Sales has never been my strong suit. Ever since I first participated in grade school magazine drives it's been fairly clear. I just didn't have much zeal or talent for the job. In this regard, Ed and I are definitely cut from the same cloth. So in the early days of our paperwork process -- when we found out that domestic adoption requires a profile letter to basically market ourselves to birth mothers -- we set our sights toward international adoption. Our preference was to complete our paperwork and then just wait our turn in line for a referral. But when it came to making the final decision of which way to go, weighing all the information that we had gathered, we chose to stay closer to home. At least for this round.
So we rolled up our sleeves and started crafting our profile letter. We didn't get a whole lot of coaching from our agency. They gave us a couple pages of "do's" and "don'ts" and a few sample letters to look at. We tried to take a laid-back approach. Even so, it was a lot harder than we had imagined. What to say? What to put in? What to leave out? Once we finally pulled it together, we were pleased with the result. Friends who looked our letter over said things like, "I'd totally pick you if I was a birth mother."
Important lesson learned here: don't listen to your friends (unless they are birth mothers* or adoption professionals).
(* A birth mother is a woman who has relinquished the parental rights to her child).
April 2011 marked one year since our original profile letter went out into the world. After a year of being passed over by birth mothers, we got to thinking that it was probably time to spiff up our image. We asked one of our partner agencies that works with birth mothers for some feedback on our letter. The staff gently pointed out several things we might want to change or add. Their comments were helpful and they gave us a better perspective on the perspective of a birth mother. Suggestions included: acknowledge the difficult decision that the birth mother is making, rural life may not appeal to the urban individual, show more pictures of your community, etc. Armed with new information, we were ready to get going on a re-write.
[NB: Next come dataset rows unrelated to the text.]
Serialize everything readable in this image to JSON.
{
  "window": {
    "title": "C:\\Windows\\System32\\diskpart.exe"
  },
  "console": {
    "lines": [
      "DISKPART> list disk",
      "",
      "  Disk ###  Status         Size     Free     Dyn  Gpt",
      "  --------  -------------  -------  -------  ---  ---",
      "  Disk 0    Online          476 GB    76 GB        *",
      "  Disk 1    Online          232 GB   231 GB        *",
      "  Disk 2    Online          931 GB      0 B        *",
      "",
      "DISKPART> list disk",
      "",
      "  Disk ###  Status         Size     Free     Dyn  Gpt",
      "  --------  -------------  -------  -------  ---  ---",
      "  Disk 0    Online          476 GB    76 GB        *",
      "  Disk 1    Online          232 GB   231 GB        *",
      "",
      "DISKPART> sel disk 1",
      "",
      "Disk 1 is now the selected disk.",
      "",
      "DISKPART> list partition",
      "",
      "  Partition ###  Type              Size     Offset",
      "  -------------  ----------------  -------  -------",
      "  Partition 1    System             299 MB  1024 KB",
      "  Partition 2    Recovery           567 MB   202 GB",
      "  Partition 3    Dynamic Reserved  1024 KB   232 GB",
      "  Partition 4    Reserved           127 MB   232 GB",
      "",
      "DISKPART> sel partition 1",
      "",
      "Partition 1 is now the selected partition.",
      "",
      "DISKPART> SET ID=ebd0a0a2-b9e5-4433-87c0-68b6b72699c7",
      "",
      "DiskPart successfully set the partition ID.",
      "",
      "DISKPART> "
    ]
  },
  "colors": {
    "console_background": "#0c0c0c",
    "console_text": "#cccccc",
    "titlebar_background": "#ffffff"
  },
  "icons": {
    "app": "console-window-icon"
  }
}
When we pulled out our year-old letter for a look, we felt that sort of cringing pain that comes from listening to one's own recorded voice. We had to admit, this profile letter was kind of lame. When we wrote it a year ago, we had been feeling apprehensive, and it showed. The writing was stiff, the information vague, the pictures too small, and the lay-out was boring.
I thought we could re-work the letter in an afternoon. In the end it took an entire week. We combed through all of our photos again, searching for just the right images. Family members got involved with the photo search and proof-readings. Comments came back, "still too stiff," "sounds formal," "don't like such-and-such a picture for such-and-such a reason." We wrote and re-wrote, swapped out photos and re-formatted. Humbled, we pulled out the example letters our agency gave us last year. . . the letters that we had wrinkled our noses at. At that time they had seemed too patronizing and schmaltzy. This time we tried to pay closer attention to what these folks had put together. Like every other aspect of adoption, putting our best foot forward turned into a team effort.
Through this continual auditioning for parenthood, there are times when resentment starts warping my brain. Most people grow their family without having to repeatedly write essays about themselves and why they want to become parents. One day as I sat stonily at the computer, Ed walked by and asked, "What's wrong?." That's all it took. Tears and frustration poured forth. Which is when he said, "Embrace this process. This is the means by which we will meet our child some day." Those words opened the window I needed to see a little sunshine. I could dive in with my whole heart. When I have a better view, I can see that to take part in this adoption process, though painful at times, is ultimately a privilege.